The film is noted for the unconventional techniques it employs to explain complex financial instruments: among others, cameo appearances by Margot Robbie, Anthony Bourdain, Selena Gomez, and Richard Thaler, who explain concepts such as subprime mortgages and collateralized debt obligations directly to the audience. Several other actors also break the fourth wall, most frequently Gosling, who serves as the narrator.

This movie could’ve had every potential to be really good but nope, this movie is the literal example of diet Aaron Sorkin, this movie is literally what Aaron Sorkin’s writing would be like if it was half of what he’d usually be writing, it’s like Adam McKay saw The Social Network and Steve Jobs and thought “gee, I can write this kind of shit in half of the time with a noticeable lack of effort.”

Because let me tell you folks, it shows.

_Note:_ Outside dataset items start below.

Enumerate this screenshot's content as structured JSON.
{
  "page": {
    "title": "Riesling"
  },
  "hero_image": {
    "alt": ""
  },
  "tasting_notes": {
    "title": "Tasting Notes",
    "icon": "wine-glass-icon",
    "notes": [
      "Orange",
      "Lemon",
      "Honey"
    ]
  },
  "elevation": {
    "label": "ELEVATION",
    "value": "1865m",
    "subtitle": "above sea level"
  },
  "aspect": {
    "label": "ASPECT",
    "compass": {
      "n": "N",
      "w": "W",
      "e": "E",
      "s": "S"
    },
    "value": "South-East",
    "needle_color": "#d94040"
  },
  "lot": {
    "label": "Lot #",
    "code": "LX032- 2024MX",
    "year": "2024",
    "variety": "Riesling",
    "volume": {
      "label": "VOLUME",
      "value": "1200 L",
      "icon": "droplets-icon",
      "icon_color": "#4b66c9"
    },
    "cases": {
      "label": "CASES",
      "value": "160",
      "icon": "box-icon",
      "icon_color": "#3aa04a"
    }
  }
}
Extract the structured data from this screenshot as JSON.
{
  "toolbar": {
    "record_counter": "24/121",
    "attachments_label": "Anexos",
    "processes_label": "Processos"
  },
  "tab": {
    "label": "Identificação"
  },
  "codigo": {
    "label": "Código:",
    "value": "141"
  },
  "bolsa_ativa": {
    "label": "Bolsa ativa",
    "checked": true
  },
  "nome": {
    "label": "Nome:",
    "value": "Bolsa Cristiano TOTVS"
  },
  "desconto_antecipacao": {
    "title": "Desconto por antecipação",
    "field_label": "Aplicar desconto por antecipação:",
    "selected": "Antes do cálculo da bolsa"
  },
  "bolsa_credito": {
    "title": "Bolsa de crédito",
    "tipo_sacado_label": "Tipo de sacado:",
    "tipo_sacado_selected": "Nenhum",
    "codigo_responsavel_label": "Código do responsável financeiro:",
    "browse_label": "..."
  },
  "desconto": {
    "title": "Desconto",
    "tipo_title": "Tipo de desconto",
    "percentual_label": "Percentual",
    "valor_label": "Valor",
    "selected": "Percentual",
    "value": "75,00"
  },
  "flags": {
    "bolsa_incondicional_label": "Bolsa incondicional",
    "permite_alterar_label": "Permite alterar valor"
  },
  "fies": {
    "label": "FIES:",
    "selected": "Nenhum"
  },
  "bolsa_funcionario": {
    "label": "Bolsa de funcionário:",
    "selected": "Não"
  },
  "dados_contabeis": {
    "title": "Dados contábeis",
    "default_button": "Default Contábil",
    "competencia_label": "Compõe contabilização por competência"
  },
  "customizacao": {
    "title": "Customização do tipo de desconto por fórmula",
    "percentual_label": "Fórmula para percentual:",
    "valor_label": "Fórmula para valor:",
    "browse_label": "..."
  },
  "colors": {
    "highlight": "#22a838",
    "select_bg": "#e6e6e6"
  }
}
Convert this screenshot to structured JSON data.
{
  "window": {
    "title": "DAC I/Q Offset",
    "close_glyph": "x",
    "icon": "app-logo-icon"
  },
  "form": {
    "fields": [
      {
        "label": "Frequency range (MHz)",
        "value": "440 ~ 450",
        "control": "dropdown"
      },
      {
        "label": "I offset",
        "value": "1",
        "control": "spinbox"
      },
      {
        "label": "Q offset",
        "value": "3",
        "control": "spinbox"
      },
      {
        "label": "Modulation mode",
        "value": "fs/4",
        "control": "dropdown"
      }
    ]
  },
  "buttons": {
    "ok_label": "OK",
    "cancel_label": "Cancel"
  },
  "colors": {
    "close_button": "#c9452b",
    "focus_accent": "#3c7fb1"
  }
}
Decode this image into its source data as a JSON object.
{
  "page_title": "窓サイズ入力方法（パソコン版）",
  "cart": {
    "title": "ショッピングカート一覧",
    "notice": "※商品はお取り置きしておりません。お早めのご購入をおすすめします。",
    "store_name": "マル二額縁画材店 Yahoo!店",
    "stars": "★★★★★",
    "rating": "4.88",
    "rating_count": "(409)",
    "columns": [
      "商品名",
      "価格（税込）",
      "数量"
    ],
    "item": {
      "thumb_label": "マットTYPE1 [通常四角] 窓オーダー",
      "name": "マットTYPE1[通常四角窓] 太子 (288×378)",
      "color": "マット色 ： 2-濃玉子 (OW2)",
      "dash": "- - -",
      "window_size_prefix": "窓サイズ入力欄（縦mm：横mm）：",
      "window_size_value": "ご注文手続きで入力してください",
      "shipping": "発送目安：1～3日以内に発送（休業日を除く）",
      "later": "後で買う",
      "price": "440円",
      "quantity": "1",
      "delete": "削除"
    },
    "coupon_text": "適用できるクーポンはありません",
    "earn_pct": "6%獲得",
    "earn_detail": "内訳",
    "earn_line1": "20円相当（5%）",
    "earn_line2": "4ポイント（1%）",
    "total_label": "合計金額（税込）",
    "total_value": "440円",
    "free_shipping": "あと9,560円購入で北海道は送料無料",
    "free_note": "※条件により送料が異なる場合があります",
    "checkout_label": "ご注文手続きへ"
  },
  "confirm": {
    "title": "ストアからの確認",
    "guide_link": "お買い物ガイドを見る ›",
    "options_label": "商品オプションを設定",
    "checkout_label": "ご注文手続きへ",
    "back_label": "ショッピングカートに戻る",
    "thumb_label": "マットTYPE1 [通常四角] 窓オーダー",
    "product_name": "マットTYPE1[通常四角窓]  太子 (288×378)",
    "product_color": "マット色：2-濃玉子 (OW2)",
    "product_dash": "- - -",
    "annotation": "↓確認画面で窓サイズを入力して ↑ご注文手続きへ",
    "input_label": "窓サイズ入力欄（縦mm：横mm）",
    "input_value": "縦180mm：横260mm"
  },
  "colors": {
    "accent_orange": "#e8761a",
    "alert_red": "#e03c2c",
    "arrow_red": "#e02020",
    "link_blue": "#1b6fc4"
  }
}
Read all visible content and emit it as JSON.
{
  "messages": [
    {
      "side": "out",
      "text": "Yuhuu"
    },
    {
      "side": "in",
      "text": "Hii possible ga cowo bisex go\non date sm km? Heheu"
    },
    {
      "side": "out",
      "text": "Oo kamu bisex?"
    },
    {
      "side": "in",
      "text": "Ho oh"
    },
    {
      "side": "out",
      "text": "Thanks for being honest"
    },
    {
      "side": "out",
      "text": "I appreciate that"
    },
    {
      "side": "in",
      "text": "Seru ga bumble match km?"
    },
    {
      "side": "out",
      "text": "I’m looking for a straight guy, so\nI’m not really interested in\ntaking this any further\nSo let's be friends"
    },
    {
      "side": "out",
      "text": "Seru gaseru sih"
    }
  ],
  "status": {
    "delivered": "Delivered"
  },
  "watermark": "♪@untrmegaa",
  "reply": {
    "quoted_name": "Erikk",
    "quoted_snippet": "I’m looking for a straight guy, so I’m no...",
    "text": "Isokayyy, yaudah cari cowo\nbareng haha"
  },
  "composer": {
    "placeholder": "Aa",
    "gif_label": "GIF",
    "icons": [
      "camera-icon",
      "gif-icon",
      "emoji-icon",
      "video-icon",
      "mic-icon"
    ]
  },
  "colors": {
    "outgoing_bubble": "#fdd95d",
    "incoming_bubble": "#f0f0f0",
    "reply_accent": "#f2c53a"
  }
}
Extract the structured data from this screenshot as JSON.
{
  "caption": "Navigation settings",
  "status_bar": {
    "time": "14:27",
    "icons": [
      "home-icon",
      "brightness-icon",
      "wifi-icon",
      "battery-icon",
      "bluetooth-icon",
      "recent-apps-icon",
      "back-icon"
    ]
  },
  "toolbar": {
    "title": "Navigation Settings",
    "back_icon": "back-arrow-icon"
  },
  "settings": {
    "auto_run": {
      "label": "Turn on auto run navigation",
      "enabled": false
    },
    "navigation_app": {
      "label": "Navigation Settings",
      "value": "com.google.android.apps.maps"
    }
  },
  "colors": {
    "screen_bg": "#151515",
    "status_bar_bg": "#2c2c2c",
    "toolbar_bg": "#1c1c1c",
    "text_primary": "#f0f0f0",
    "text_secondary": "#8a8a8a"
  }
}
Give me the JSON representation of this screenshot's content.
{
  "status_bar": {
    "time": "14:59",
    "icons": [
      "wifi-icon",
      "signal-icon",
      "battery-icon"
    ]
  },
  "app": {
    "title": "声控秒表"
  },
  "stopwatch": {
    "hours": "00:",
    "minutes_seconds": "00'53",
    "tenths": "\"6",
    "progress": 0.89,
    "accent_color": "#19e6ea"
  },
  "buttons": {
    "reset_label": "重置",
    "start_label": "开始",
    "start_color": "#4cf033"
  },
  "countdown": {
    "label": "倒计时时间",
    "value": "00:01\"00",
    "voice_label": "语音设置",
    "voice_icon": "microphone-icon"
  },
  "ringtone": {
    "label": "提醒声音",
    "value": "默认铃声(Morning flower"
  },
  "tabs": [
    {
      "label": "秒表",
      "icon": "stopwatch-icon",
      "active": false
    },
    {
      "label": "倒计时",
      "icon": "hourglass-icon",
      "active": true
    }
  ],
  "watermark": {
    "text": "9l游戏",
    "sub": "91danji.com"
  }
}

The cast tries their hardest to work well with the material given with them but it doesn’t help when you have no idea what the hell is going on because the film has no sense of trying to simplify this for the general audience like The Social Network, Moneyball, and Steve Jobs did in the past.

Not only that but there’s never any sense to entrust these people because you never feel for them at all, none of these people even share a scene together with the exception of Steve Carell and Ryan Gosling but other than that, Brad Pitt and Christian Bale never meet up with each other, Gosling and Carell never meet Pitt or Bale, none of these people ever meet up although the trailers and marketing indicate there will be a least one scene with the main characters interacting but nope, none of that.

But the other problem is that the story, like I said, is so written as a faux Aaron Sorkin like movie that it can’t simplify something as complex as the housing market and the financial aspect of it and think that it’s only way of doing so is by having pointless celebrity cameos thrown in here. You need to do something like what Ocean’s Eleven and Social Network, Moneyball, and Steve Jobs do by explaining the situation in a way that’s interesting and the audience can get invested in the story. But this movie is just like “yeah, whatever, we’re not gonna bother simplifying this for you because fuck you.” That’s exactly what they are doing.

The Big Short should’ve been a better movie than it ended up being, it fails miserably on so many levels, the whole movie is a diet Aaron Sorkin written film with great actors being wasted on a mediocre script, lackluster thrills, a boring and uninvesting story, it’s a mess of a film.